Maximising common fixtures in a round robin tournament with two divisions

TL;DR

This paper addresses a scheduling problem in a two-division round robin tournament, maximizing shared fixtures between divisions and ensuring balanced home-away statuses, using combinatorial design techniques.

Contribution

It introduces a method to maximize common fixtures in two-division round robin tournaments with specific constraints, utilizing bipyramidal one-factorisations.

Findings

Maximum common fixtures is 2n^2 - 3n + 4 for n>1.

Construction based on bipyramidal one-factorisation of K_{2n}.

Balanced home-away status achievable in all three round robins.

Abstract

We describe a round robin scheduling problem for a competition played in two divisions, motivated by a scheduling problem brought to the second author by a local sports organisation. The first division has teams from 2n clubs, and is played in a double round robin in which the draw for the second round robin is identical to the first.
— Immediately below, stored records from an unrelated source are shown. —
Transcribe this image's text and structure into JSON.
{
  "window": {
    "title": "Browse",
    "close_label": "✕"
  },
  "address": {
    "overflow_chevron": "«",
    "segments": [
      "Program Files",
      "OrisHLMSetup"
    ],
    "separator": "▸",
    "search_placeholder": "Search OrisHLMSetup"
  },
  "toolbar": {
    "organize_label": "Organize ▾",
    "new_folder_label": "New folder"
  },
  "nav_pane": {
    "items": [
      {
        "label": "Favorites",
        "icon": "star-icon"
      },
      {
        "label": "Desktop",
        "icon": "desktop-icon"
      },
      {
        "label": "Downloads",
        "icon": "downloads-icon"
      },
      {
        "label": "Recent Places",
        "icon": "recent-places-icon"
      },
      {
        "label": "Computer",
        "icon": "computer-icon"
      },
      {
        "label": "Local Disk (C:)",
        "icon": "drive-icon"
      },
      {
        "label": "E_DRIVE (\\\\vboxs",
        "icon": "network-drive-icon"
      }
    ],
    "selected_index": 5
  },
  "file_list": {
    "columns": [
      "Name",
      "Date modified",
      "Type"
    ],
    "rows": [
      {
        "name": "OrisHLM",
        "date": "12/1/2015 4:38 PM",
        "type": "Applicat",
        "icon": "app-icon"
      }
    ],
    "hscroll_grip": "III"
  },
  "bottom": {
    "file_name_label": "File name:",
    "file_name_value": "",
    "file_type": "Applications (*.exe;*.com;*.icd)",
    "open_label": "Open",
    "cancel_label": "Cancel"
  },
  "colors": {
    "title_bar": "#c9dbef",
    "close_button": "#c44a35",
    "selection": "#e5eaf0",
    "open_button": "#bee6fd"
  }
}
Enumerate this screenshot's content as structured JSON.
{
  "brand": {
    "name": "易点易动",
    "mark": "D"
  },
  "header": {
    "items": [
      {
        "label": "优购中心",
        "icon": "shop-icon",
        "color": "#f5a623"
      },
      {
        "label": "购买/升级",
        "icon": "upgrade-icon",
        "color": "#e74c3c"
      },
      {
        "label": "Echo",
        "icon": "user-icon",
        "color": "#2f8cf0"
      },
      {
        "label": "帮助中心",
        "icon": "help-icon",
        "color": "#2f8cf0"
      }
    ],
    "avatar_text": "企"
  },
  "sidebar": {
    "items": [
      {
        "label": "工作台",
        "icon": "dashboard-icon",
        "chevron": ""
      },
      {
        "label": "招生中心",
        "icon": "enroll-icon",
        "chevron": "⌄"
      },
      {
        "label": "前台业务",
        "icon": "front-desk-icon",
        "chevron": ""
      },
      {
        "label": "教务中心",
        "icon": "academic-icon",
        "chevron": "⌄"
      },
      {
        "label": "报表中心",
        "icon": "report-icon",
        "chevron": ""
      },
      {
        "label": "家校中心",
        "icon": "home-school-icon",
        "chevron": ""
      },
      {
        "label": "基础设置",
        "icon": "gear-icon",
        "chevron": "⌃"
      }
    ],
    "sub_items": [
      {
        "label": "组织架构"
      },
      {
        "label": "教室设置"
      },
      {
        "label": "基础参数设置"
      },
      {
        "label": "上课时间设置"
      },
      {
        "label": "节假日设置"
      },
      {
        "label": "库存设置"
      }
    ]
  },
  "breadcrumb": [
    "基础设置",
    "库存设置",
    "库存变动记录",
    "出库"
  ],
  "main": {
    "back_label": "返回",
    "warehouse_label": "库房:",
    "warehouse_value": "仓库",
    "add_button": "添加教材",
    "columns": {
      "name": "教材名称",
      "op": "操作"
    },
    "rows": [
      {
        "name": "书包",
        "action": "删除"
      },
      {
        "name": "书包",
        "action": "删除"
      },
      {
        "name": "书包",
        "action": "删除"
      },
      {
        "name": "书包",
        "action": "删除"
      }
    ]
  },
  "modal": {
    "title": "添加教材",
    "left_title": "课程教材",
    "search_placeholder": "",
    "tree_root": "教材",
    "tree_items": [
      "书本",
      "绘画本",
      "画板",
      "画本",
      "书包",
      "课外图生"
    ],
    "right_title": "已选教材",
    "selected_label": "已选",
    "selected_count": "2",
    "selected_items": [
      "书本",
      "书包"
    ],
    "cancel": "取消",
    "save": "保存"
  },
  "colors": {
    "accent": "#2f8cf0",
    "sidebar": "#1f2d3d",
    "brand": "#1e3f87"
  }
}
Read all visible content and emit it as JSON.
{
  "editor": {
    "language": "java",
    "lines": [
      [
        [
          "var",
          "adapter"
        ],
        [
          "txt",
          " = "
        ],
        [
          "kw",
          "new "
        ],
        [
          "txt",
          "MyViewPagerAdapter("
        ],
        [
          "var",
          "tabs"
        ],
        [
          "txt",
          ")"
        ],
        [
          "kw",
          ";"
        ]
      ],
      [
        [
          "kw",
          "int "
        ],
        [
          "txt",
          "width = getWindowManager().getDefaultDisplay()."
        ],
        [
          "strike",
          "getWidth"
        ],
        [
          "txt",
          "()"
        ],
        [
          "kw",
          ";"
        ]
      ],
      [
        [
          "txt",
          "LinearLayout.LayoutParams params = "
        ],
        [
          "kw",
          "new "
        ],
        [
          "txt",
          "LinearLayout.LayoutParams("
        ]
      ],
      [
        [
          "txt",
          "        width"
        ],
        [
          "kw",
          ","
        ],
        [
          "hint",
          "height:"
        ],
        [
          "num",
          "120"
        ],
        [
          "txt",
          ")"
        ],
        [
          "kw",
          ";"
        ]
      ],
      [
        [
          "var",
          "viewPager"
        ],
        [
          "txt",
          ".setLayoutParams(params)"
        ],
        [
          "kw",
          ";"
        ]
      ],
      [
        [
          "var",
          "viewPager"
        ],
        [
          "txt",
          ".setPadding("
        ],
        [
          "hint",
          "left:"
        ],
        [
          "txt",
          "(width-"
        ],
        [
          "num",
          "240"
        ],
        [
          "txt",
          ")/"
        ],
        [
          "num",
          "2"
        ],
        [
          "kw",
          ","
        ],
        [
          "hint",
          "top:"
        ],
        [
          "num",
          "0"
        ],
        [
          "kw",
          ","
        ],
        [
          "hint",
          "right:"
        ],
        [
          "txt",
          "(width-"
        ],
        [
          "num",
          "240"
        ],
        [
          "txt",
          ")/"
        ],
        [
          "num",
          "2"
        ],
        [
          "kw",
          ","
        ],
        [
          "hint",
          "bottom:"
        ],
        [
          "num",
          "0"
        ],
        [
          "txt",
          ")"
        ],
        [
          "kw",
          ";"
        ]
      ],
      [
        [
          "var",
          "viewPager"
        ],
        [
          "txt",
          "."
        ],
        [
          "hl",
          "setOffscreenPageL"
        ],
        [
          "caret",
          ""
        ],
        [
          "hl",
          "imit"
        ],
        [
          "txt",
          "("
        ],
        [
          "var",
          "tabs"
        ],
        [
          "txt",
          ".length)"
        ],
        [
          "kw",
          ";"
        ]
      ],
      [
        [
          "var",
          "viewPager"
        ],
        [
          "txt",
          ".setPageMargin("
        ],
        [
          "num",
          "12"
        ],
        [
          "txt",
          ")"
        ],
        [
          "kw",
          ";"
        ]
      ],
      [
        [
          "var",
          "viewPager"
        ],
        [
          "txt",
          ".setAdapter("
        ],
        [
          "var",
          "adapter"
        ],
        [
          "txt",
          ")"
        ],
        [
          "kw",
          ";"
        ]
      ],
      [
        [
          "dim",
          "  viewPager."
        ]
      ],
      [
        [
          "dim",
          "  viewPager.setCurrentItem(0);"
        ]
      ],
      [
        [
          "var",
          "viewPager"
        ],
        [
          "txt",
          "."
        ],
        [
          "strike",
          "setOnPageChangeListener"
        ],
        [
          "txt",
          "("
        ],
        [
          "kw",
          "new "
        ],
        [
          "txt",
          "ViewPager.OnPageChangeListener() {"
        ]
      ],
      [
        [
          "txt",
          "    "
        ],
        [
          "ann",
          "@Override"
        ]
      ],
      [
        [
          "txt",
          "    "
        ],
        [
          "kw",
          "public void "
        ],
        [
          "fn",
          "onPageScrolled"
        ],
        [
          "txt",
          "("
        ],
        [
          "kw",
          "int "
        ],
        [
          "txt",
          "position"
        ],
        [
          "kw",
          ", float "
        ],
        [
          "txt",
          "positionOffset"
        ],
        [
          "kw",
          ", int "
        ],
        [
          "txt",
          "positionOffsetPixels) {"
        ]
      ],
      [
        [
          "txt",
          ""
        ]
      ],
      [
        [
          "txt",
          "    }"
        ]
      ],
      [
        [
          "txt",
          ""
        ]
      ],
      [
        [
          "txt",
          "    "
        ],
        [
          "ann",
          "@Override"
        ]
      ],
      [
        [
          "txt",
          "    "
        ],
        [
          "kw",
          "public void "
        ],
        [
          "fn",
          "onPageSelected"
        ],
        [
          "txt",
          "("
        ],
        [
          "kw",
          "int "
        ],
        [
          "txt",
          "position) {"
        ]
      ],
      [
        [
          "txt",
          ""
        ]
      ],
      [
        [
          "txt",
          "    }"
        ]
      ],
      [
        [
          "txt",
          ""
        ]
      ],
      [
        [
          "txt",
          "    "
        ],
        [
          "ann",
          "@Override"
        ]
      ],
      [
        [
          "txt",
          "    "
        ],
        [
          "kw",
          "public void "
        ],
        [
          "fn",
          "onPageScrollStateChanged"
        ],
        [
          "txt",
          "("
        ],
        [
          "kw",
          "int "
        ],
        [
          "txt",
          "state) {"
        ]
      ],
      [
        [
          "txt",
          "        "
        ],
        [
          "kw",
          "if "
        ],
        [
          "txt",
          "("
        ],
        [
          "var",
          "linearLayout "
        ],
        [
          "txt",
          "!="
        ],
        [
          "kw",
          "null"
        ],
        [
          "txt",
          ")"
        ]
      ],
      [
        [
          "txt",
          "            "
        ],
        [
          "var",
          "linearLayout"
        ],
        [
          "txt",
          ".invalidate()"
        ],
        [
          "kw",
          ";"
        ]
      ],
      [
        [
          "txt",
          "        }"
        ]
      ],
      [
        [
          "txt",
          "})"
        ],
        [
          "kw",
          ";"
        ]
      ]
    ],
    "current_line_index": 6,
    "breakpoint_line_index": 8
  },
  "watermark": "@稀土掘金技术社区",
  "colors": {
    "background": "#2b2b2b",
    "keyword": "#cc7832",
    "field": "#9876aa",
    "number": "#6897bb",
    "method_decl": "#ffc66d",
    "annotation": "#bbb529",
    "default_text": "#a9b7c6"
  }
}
The second division has teams from two additional clubs, and is played as a single round robin during the first 2n+1 rounds of the first division. We will say that two clubs have a **common fixture** if their teams in division one and two are scheduled to play each other in the same round, and show that for n>1 the maximum possible number of common fixtures is 2n^2 - 3n + 4. Our construction of draws achieving this maximum is based on a bipyramidal one-factorisation of K_{2n}, which represents the draw in division one. Moreover, if we additionally require the home and away status of common fixtures to be the same in both divisions, we show that the draw can be chosen to be balanced in all three round robins.